Honesty is essential if we are to make real choices. I am convinced that for most women who choose abortions, it doesn’t end up being emotionally easy. That doesn’t mean it’s a wrong choice, or that she wouldn’t suffer more if she made a different choice. Whatever choice any woman makes entails the risk of later regret. I’ve seen the pain of a birth mother years after she put her child up for adoption. And remember that Dear Abby (or Ann Landers) column some years, in which she discussed the reactions from hundreds of readers who answered, anonymously, her appeal for letters from mothers who regretted have children? Though many wrote it to tell her they had never had such regrets, at least as many wrote thanking her for giving them a place to admit the guilty secret that they did regret it, and would never make that decision again. One wonders what would happen in a society in which girls were raised to understand that it was great to have children and great not to have children. We suffer for all the lies of commission and of omission we have grown up with.

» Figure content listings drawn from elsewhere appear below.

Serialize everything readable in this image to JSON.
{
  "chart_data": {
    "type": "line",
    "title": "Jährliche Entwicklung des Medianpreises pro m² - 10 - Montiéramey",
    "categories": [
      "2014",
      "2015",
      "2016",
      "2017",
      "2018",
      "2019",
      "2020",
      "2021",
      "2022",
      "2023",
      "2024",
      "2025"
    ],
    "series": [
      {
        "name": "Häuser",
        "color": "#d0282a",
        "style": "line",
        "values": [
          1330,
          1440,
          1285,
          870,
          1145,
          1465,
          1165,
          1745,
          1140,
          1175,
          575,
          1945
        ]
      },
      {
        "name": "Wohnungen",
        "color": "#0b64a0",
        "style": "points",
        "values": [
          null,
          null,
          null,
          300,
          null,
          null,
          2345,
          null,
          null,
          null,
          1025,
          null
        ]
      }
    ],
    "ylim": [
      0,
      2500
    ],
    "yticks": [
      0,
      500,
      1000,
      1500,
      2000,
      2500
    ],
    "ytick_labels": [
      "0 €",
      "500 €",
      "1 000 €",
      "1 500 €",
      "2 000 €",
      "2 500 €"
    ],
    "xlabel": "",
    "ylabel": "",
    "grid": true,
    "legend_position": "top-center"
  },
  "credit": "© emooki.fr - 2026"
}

So while I dislike the guilt-mongering of the un-violent abortion opponents who confront their victims with horror pictures of bloody fetuses, I dislike far more the power we give to those pictures. I would like to see the day when a young woman, facing such a protester yelling, “Do you know what this is?” can say, sadly but calmly, “Yes I do,” and go on her way to do confidently what she has, with no illusions, chosen.